A Burundian activist has been jailed for five years accused of preparing reports on human rights abuses for a banned organisation, militant and legal sources said Tuesday.
Nestor Nibitanga, who was convicted and sentenced on Monday, "long ran our office in Gitega" in central Burundi, said Pierre-Claver Mbonimpa, the exiled president of the Association for the Protection of Human Rights and Detained Persons (APRODEH).

This association was the main rights movement in the country until the regime shut it down after a political crisis erupted in 2015.
"He was sentenced on Monday morning by the Mukaza high court (in the capital Bujumbura) to five years of penal servitude for having continued to submit reports on human rights once APRODEH had been struck off by the government," Mbonimpa told AFP.

Nibitanga's lawyer, Fabien Segatwa, confirmed the sentence to AFP, but stressed that his client had for three years been working with the Burundian National Network of human rights organsations, which is still authorised to function. In this capacity, he should not have been convicted, Segatwa said.
Nibitanga was arrested in Gitega on November 21, 2017, by the National Intelligence Service (SNR) and transferred to Rumonge prison in the southwest, where he has been held since.

"Those in power pursue the repression of independent civil society, but in any case, we didn't expect anything else from a judiciary that takes orders from the executive," Mbonimpa told AFP.
"At least he wasn't tortured and killed like other activists or (political) opponents arrested by this regime, even if he copped a free jail term," added the APRODEH chief, who was seriously wounded in an attempt on his life in August 2015.

Burundi plunged into political crisis after the ruling party nominated President Pierre Nkurunziza for a third term in office, which his foes said was banned by the constitution.

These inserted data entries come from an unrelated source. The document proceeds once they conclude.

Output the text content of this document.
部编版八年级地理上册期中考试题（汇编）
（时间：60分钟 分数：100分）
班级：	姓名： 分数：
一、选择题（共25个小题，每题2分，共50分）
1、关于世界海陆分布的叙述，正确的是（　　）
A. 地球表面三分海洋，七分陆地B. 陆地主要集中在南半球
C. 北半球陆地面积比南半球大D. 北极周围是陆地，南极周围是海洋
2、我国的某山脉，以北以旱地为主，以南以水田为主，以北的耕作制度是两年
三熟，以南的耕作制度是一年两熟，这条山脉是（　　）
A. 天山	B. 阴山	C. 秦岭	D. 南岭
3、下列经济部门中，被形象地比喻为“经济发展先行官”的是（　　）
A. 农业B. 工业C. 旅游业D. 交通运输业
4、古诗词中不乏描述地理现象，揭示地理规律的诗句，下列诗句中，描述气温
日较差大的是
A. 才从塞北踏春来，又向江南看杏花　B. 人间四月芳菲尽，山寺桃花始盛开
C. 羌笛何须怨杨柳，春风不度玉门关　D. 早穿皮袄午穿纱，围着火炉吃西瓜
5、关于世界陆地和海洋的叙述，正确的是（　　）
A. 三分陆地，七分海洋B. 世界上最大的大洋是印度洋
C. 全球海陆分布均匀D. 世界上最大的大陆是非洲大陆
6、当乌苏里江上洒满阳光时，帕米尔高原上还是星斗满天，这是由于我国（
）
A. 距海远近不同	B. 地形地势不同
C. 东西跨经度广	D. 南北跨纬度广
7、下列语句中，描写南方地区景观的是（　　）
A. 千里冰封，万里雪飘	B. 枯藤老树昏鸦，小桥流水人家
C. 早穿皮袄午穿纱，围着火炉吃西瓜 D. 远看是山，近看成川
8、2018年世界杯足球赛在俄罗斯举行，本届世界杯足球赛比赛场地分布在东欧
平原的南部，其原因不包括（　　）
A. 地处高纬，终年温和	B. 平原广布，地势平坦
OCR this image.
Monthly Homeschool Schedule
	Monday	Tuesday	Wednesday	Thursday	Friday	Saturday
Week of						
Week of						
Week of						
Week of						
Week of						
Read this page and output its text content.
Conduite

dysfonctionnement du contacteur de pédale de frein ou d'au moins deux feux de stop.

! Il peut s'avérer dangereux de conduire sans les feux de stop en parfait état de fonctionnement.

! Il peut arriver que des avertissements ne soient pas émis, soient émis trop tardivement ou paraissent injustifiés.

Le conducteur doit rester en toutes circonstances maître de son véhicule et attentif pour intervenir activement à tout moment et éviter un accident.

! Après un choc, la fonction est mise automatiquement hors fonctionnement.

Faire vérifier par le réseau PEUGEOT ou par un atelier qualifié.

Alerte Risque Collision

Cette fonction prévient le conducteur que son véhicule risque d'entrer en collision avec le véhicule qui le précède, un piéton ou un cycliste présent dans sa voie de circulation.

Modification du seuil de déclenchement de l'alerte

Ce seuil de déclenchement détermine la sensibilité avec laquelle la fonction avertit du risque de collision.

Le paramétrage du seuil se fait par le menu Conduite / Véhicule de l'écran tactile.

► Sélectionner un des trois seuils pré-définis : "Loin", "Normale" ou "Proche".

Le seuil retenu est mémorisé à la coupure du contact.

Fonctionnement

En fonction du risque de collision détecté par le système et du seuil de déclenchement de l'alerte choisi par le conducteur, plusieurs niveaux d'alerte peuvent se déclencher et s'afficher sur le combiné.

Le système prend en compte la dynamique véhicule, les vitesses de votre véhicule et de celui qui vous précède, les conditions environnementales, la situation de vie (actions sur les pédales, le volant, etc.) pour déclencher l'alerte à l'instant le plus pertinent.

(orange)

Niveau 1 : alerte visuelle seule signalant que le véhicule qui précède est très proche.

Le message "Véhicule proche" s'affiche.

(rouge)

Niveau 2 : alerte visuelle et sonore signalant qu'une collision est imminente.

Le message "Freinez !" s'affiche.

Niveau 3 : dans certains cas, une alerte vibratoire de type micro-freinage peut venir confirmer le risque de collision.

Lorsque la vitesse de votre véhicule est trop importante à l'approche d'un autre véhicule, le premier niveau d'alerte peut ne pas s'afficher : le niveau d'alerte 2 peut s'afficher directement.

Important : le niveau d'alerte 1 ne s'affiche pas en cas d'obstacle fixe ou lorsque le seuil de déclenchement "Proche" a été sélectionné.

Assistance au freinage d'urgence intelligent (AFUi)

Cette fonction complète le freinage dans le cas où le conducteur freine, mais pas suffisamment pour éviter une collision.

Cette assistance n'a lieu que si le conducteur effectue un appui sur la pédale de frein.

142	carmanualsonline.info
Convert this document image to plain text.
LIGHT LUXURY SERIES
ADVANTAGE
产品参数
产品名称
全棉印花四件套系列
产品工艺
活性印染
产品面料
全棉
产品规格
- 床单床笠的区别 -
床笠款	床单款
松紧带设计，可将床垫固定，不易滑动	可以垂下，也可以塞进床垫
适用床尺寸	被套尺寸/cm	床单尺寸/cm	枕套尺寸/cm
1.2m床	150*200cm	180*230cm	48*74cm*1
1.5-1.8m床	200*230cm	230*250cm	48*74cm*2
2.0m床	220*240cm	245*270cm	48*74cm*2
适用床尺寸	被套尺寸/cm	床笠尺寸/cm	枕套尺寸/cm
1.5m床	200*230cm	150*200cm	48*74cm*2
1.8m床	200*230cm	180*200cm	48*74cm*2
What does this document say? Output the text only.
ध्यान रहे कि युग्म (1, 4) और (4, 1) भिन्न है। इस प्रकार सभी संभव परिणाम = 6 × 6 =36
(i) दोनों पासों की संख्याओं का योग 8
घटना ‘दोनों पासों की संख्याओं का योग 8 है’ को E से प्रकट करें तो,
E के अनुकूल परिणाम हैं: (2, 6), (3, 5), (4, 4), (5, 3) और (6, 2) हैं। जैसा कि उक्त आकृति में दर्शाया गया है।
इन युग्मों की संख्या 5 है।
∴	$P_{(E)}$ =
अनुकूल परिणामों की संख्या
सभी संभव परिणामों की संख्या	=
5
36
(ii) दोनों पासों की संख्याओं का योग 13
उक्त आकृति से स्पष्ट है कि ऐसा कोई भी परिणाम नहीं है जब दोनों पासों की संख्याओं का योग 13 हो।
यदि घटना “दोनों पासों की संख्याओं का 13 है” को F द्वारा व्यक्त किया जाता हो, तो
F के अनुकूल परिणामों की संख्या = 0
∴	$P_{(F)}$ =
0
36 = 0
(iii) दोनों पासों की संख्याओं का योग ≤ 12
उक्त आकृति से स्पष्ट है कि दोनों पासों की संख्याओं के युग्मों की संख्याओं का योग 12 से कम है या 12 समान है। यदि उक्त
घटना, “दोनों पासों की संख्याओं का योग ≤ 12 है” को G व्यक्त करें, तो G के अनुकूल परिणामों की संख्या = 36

The mandate was criticised by opposition politicians, civil society, the Roman Catholic Church, but Nkurunziza's followers foiled a coup bid and he was duly re-elected.
Several human rights activists have been jailed in recent years, including Germain Ruvakuki, who was last April sentenced to 32 years for "insurrection", because he was a member of one of the civic bodies that led street protests against Nkurunziza's third term in 2015.

At the beginning of June, the 54-year-old Nkurunziza announced that he would not stand for another term in office in 2020.
His announcement came just after the adoption of a new constitution under which the head of state could remain in office until 2034.